Abstract
Objectives To compare the outcomes of FLT3-ITD mutated AML patients who underwent allo-HSCT in first complete remission (CR1) with those who remained on continuous chemotherapy plus a FLT3-targeted inhibitor as consolidation therapy.
Methods Consecutive patients newly diagnosed with FLT3-ITD mutated AML and treated at Peking University Institute of Hematology between January 2018 and January 2025 were enrolled; last follow-up was 1 July 2025. Induction therapy comprised chemotherapy plus a FLT3-targeted inhibitor or azacitidine plus venetoclax. MRD relapse was defined as conversion from MRD negativity to positivity detected by multiparameter flow cytometry. Events were hematologic relapse, MRD relapse, or death from any cause. Event-free survival (EFS) was measured from diagnosis to the first event or last follow-up; relapse-free survival (RFS) was calculated from the date of CR/CRi to hematologic relapse or last follow-up/death from other causes; overall survival was calculated from diagnosis to death or last follow-up. Kaplan–Meier estimates were compared by log-rank test. Propensity-score matching (PSM) adjusted for baseline covariates; uni- and multivariable Cox regression identified covariates associated with EFS, RFS, and overall survival.
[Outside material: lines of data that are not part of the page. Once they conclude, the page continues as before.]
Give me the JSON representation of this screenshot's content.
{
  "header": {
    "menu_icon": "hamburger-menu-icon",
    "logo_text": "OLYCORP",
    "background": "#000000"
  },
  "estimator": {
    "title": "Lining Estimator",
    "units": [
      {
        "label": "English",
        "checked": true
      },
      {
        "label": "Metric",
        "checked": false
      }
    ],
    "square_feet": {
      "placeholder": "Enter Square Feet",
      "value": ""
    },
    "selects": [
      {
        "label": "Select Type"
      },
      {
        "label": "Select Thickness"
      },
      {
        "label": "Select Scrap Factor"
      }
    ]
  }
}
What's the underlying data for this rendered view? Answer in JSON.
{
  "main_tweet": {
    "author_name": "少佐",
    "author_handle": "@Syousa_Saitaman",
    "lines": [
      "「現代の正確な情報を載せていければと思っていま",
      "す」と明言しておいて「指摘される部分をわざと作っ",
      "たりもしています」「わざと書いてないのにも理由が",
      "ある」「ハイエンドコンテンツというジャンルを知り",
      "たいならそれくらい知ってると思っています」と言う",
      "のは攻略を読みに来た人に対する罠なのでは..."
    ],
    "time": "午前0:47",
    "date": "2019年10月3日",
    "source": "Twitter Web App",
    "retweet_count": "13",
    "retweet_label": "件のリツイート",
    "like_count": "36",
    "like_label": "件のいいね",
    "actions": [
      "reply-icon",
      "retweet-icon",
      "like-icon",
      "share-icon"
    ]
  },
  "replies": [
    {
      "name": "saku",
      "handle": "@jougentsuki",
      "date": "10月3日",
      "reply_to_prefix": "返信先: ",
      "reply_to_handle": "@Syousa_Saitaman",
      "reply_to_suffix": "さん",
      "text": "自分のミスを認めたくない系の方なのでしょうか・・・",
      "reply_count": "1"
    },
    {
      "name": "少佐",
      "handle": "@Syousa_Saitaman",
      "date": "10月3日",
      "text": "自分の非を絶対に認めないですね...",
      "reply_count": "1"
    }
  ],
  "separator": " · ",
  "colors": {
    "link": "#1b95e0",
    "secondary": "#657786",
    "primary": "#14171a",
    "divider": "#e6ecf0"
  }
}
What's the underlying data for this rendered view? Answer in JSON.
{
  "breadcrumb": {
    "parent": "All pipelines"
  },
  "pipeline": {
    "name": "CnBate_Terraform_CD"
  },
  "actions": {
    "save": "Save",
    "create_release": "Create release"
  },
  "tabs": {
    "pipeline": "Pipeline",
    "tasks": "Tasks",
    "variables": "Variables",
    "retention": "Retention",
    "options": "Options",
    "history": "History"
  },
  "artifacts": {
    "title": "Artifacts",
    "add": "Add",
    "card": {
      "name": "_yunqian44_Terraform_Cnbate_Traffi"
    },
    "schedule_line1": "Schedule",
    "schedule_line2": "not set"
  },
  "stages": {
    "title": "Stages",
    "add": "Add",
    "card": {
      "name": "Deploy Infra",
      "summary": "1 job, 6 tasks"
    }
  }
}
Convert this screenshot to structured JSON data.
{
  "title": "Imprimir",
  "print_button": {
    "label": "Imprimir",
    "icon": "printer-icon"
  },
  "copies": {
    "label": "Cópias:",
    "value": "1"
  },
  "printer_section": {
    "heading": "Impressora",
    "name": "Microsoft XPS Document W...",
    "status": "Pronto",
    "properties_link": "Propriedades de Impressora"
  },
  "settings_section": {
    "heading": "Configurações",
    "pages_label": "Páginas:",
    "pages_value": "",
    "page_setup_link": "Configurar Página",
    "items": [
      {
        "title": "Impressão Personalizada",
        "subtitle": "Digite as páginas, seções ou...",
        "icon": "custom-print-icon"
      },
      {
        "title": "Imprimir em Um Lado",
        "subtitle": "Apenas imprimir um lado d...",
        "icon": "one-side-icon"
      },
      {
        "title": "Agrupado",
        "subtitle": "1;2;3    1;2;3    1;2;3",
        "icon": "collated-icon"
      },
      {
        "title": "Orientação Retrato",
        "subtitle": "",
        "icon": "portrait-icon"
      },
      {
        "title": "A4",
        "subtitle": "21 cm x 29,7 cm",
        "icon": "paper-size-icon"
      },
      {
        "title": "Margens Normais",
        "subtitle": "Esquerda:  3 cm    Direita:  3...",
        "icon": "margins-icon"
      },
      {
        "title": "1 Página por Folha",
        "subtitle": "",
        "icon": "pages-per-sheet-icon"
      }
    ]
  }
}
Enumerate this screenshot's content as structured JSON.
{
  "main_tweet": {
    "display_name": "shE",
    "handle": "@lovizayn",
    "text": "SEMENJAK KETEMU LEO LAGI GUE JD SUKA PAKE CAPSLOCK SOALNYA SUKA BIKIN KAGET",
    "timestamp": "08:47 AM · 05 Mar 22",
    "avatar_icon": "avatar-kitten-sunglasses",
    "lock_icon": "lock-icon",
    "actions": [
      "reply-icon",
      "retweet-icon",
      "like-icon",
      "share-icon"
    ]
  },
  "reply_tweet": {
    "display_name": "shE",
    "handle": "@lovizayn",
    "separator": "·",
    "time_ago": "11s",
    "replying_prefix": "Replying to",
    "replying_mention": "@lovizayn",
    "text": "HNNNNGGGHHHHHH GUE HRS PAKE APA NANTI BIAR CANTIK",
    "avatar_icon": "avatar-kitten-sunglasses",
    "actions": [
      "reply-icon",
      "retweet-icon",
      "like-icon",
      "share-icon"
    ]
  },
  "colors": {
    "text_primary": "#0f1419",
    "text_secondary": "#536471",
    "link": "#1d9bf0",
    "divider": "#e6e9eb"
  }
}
Results Data on 303 consecutive newly diagnosed AML patients with FLT3-ITD mutation classified as ELN intermediate-risk cohort were collected. 150 subjects receiving chemotherapy plus sorafenib or venetoclax plus azacitidine as induction therapy, achieving CR/CRi and received 1 or 2 cycles of consolidation were included in this study. The median age was 46 years (range, 16-74 years). With a median follow-up of 30 months (range, 6-83 months) in surviving patients, 80 patients chose to remain on chemotherapy plus FLT3 inhibitor and 70 received allo-HSCT. In multivariate analysis allo-HSCT was associated with favorable EFS (p = 0.02) and RFS (p = 0.001). 102 patients were included in the PSM analysis, 51 patients chose to remain on chemotherapy plus FLT3 inhibitor and 51 received allo-HSCT. There were no difference in EFS (p = 0.005), RFS (p = 0.002) and survival (p = 0.41) between the 2 cohorts. In 120 CR1 subjects with negative MRD after 1-2 cycle of consolidation, 66 chose to remain on chemotherapy plus FLT3 inhibitor and 54 received allo-HSCT. In PSM analysis, 41 patients chose to remain on chemotherapy plus FLT3 inhibitor and 41 received allo-HSCT. 2 cohorts had comparable EFS (p = 0.15), RFS (p = 0.17) and survival (p = 0.63). However, in the 30 CR1 subjects with positive MRD after 1-2 cycle of consolidation, 14 chose to remain on chemotherapy plus FLT3 inhibitor and 16 received allo-HSCT. Allo-HSCT cohort had significant advantage in EFS (p < 0.001) and RFS (p < 0.001), but did not show significant difference in survival (p = 0.12).
ConclusionIn the era of FLT3-targeting inhibition therapy, FLT3-ITD mutated AML patients who achieve MRD negativity after 1-2 cycles receiving chemotherapy plus FLT3 inhibitor exhibit comparable outcomes to those undergoing allo-HSCT in CR1; however, those with positive MRD still can benefit from allo-HSCT. These findings require validation through larger prospective studies to establish definitive treatment guidelines.